Armoured personnel carriers, transport trucks, tanks, jeeps, ATVs, construction equipment and even motorcycles and regular cars have a place in the military. Some of these have a purely combative purpose, while others are part of daily operations. High ranking generals will be chauffeured in staff cars, while military bases will keep motor operated heavy machinery around for everything from clearing snow to military research. Some vehicles serve primarily to tow artillery pieces around, and some are even antiques. All these need in house specialists with auto technician training to maintain them and dispatcher training to see them moved around from point A to point B.
It was Napoleon who was quoted as saying an army moves on its stomach, and when it comes to keeping troops supplied, that much hasn't changed. As a part of home defence, most countries rely more on road than rail, ship or air. The military supplies its employees with everything they need from housing to work clothing and all this needs to be moved around according to the current demands. A quartermaster is the role that oversees inventory of goods, and these days they may have some transport operations training.

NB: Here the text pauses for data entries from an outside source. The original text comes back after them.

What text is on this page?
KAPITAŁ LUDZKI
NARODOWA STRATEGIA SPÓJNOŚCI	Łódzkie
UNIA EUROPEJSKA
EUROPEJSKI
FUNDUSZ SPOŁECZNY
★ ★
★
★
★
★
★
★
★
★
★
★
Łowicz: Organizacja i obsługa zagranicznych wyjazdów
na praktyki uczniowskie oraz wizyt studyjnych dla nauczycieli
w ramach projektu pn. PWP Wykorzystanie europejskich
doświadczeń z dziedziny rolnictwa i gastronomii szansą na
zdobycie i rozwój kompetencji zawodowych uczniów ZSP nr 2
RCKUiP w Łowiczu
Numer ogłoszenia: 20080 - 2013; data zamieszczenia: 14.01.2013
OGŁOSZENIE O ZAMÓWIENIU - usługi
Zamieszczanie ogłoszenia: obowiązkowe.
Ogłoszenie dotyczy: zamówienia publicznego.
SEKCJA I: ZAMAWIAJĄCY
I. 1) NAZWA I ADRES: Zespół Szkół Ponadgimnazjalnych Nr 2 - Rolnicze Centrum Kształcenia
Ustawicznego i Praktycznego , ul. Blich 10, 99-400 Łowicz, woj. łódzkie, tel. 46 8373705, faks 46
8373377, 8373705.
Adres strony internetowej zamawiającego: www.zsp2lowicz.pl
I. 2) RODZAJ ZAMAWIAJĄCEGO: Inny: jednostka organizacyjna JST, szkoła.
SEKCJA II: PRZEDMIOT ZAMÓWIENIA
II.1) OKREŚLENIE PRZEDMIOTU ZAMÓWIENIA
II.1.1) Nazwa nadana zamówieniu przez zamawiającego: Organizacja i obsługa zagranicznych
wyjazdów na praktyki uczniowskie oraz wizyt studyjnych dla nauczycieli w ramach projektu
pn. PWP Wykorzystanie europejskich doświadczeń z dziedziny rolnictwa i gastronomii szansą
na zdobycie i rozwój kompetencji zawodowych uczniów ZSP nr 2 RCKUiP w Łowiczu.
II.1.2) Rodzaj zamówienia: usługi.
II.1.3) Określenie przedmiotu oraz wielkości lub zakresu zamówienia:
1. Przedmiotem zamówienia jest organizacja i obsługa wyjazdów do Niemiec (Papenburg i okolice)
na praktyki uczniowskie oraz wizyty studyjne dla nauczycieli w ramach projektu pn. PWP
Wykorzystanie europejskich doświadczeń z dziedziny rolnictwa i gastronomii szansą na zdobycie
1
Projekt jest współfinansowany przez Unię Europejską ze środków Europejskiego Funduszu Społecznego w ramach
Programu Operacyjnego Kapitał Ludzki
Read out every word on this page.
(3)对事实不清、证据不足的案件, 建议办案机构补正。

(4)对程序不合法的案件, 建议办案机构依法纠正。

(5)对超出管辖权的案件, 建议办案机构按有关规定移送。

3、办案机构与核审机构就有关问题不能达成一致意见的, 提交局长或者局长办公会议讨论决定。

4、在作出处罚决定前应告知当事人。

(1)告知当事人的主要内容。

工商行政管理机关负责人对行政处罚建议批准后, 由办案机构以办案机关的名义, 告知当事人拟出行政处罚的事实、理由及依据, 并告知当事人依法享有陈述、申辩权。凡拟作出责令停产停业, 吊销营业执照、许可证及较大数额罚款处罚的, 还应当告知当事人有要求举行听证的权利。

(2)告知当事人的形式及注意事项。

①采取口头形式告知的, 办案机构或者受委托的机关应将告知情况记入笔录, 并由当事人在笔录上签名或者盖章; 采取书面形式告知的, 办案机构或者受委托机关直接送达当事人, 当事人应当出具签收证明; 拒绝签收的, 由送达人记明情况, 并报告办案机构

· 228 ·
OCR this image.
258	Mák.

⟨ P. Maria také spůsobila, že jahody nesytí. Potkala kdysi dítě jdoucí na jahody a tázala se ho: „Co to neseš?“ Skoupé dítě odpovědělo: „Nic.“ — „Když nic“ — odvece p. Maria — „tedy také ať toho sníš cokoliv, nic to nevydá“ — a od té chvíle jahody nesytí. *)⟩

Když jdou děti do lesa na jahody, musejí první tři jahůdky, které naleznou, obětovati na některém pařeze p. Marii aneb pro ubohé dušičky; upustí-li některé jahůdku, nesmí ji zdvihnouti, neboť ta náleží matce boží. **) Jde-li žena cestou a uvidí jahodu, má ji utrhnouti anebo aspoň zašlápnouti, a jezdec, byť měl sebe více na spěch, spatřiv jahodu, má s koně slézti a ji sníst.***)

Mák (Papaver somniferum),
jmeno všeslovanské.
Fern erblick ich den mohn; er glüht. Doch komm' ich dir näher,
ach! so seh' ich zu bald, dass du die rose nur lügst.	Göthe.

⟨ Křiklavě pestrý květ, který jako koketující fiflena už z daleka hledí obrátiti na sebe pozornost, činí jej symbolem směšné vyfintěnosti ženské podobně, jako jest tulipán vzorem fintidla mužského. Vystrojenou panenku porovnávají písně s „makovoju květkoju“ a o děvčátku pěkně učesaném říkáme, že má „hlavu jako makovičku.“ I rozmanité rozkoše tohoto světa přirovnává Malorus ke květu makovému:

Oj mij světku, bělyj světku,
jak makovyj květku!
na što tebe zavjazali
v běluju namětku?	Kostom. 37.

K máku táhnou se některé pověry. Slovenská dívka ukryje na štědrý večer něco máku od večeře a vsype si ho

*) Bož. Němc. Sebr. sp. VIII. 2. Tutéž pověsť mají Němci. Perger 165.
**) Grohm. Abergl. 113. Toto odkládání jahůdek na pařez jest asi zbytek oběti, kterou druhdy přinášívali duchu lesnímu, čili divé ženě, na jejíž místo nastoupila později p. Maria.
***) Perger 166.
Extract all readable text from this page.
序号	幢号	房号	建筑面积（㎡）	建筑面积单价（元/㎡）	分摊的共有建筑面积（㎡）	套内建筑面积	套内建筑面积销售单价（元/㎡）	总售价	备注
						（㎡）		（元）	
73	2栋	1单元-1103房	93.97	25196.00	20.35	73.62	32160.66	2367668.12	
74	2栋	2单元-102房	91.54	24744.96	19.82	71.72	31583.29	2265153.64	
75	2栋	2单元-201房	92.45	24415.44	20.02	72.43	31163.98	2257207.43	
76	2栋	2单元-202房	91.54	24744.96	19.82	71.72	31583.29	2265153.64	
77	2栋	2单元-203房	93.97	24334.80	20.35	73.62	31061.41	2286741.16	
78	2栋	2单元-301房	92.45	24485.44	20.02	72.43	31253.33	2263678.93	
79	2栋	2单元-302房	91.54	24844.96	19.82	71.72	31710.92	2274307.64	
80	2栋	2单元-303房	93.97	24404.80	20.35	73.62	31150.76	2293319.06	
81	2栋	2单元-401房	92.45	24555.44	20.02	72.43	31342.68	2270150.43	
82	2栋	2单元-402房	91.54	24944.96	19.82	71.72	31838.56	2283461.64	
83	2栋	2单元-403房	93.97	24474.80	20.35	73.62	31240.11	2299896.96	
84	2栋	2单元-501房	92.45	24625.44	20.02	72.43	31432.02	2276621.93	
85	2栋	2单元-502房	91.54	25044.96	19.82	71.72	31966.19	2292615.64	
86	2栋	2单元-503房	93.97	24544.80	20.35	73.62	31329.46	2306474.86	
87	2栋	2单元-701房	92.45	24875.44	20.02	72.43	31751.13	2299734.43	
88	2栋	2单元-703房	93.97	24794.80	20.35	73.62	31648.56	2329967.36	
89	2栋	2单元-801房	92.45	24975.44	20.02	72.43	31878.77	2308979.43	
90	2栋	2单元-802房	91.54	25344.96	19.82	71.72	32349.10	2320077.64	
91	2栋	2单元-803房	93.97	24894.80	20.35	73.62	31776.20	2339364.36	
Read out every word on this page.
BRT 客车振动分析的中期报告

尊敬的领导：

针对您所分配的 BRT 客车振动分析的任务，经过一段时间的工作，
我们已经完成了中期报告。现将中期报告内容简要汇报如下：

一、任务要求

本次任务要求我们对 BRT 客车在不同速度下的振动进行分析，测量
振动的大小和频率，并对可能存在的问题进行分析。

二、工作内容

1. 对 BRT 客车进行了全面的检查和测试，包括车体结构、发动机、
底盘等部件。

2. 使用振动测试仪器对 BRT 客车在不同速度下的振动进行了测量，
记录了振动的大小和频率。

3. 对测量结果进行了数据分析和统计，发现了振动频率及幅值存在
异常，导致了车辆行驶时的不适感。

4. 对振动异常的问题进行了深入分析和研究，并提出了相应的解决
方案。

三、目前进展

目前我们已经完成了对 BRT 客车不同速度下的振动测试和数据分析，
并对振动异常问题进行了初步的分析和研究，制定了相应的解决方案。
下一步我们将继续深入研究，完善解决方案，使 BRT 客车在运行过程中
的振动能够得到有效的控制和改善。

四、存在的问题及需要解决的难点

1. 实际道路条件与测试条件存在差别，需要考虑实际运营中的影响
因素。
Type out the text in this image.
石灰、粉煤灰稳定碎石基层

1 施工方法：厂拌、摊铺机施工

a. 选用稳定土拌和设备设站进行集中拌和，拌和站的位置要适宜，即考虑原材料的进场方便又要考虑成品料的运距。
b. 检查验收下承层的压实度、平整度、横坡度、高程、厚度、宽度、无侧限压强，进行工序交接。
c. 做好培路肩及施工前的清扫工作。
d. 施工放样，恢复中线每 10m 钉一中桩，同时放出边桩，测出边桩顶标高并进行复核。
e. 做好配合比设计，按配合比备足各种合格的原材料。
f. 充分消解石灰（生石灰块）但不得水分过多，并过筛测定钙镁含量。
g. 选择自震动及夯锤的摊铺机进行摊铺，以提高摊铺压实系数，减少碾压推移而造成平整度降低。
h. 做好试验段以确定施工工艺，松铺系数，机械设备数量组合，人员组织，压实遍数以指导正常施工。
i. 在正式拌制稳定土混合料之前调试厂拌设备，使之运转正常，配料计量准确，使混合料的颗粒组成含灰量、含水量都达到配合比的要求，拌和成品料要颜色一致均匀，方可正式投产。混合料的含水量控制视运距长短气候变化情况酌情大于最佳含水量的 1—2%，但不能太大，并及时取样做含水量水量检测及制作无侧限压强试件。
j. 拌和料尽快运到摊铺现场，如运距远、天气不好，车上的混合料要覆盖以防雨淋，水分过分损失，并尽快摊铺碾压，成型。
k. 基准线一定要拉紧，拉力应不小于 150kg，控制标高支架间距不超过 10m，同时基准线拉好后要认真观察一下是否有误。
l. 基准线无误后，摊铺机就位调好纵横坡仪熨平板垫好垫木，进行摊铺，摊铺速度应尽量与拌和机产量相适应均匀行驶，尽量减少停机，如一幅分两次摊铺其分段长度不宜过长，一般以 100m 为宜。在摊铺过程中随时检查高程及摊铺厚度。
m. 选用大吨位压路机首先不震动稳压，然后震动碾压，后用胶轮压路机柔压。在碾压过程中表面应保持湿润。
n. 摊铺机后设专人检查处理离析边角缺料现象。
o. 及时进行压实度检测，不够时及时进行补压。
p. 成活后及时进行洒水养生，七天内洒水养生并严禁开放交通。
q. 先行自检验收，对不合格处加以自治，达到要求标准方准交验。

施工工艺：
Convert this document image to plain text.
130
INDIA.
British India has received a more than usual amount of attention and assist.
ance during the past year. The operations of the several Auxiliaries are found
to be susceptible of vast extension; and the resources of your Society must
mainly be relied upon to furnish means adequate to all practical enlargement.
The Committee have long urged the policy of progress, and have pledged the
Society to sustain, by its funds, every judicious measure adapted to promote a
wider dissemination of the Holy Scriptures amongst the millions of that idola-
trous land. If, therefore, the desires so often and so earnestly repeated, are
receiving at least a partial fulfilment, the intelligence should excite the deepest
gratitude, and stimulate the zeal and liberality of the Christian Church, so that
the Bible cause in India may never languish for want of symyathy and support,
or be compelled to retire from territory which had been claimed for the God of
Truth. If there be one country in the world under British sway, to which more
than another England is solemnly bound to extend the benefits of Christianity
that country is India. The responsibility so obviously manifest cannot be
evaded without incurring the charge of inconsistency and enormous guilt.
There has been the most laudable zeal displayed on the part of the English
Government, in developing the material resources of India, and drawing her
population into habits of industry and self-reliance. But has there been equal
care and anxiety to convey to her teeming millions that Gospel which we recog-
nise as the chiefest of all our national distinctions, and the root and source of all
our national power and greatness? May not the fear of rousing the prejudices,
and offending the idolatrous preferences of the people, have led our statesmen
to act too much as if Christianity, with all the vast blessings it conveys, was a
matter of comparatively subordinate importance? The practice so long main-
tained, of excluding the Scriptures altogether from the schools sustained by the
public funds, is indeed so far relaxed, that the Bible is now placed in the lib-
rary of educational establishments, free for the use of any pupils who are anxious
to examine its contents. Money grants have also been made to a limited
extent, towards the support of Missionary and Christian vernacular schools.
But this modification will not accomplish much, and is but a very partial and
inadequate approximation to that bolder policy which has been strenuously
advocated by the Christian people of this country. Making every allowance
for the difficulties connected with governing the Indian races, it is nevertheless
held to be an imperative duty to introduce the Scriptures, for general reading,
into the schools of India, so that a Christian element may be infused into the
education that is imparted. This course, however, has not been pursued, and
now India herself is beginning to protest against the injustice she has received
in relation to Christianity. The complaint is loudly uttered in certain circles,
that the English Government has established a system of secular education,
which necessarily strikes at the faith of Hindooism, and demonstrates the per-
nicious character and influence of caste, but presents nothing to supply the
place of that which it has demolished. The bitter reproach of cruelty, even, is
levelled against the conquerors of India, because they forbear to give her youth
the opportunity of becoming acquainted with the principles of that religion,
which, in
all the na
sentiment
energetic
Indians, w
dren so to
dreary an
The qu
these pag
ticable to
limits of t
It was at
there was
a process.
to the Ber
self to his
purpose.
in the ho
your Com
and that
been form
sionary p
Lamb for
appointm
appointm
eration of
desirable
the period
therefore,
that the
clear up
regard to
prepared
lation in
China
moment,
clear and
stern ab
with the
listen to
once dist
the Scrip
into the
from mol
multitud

Life on base means a regular influx of food and notions, the later to be distributed out of the canteen. Munitions and weapons also need to be moved around. Some of this is obviously going to come from civilian contractors as the military does not keep its own farms and garment manufacturers, but once it is initially delivered, it's up to the organization to move it by truck if it needs to go elsewhere. Communications battalions are in charge of co-ordinating the sort of things that network the organization together, and this might mean dispatcher training, just like if the soldier were a regular worker at a transport company.
During an occupation or invasion, the supply lines still need servicing. The military may even air drop trucks outright, or drive them straight off a boat and to work in the field. They need drivers with steel nerves and they take their mechanics with them. Some even have automotive technician training, as it is difficult to count on having the right people in the right places during the chaos of a war.
Military careers aren't permanent for most people. After their tour of duty, most people look for a civilian job. One of the advantages of working somewhere in the radius of transportation, communications or maintenance is the transferable applicability. With a little extra study, many things from transport operations training to truck driving segue nicely into civilian life.